Based on data going back 90 years, whenever the 12-month rate of change (ROC) in the Dow Jones Industrials Average has exceeded 40 percent, it has generally signaled trouble ahead.
In three cases, a 12-month ROC above that level has only marked a short-term pause, after which the market traded higher.
But on 11 other occasions, similarly rapid advances have been followed by notable corrections, including the collapses that followed the 1929 and dot-com era peaks, as well as the 1987 crash.
Given those odds, increasingly exuberant bulls might want to have a rethink.






Did you know that writing service furnished people with the excellent written essay just about this topic. But your note could be at the peak point of students’ evaluation.
Posted by: MEADOWSAda29 | March 31, 2010 at 01:11 PM
I subscribe to the FFT newsletter at http://www.forecastfortomorrow.com that guy is calling for a bigger event to come in the next few months. If you look back he has been spot on with things over many years, and someone that should be listened too!

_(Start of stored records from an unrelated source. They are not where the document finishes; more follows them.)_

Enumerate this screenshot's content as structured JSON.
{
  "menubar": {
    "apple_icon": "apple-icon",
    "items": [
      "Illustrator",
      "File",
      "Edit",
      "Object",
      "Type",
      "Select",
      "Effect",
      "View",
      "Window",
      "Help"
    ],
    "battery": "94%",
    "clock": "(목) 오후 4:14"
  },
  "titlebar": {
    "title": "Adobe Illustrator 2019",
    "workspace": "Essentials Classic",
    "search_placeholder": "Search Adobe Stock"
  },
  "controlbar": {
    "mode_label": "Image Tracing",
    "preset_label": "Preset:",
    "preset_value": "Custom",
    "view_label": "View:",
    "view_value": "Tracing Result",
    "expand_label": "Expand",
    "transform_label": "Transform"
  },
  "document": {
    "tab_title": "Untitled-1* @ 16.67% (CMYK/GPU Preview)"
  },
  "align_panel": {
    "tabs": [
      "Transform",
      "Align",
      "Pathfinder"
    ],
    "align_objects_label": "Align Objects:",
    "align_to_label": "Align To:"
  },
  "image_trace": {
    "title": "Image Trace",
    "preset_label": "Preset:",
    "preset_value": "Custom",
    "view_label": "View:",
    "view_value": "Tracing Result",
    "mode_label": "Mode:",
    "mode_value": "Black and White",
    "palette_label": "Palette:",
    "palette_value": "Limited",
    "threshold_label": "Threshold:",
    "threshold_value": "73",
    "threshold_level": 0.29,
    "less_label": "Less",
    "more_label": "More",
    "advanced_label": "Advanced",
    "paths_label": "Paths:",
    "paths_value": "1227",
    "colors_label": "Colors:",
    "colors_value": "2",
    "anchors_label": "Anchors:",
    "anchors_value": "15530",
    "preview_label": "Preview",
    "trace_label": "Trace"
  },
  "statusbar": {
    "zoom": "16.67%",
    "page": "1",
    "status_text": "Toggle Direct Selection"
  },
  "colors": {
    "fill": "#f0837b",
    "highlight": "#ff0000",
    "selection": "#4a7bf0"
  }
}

IMHO this greece debt thing and commercial real estate thing could be the next thing to blow up in the US governments face. Time will tell.
Posted by: Tony smith | March 31, 2010 at 06:59 PM
Thanks for the heads up. http://paynecapital.blogspot.com
Posted by: Andrepayne1 | March 31, 2010 at 08:37 PM
Check out this link for a different take on this: http://thetechnicaltakedotcom.blogspot.com/2010/03/different-take.html
Posted by: Guy M. Lerner | April 01, 2010 at 09:05 AM
The only serious down trend on the chart is at 1929. This chart looks like a buy and hoder's dream!
Posted by: Chris | April 04, 2010 at 04:52 PM
I suppose if your investment timeframe is 100 years then it looks like a holder's dream. But reality is that most people have a horizon of some twenty years at best (start saving for retirement at 55 and live to 75).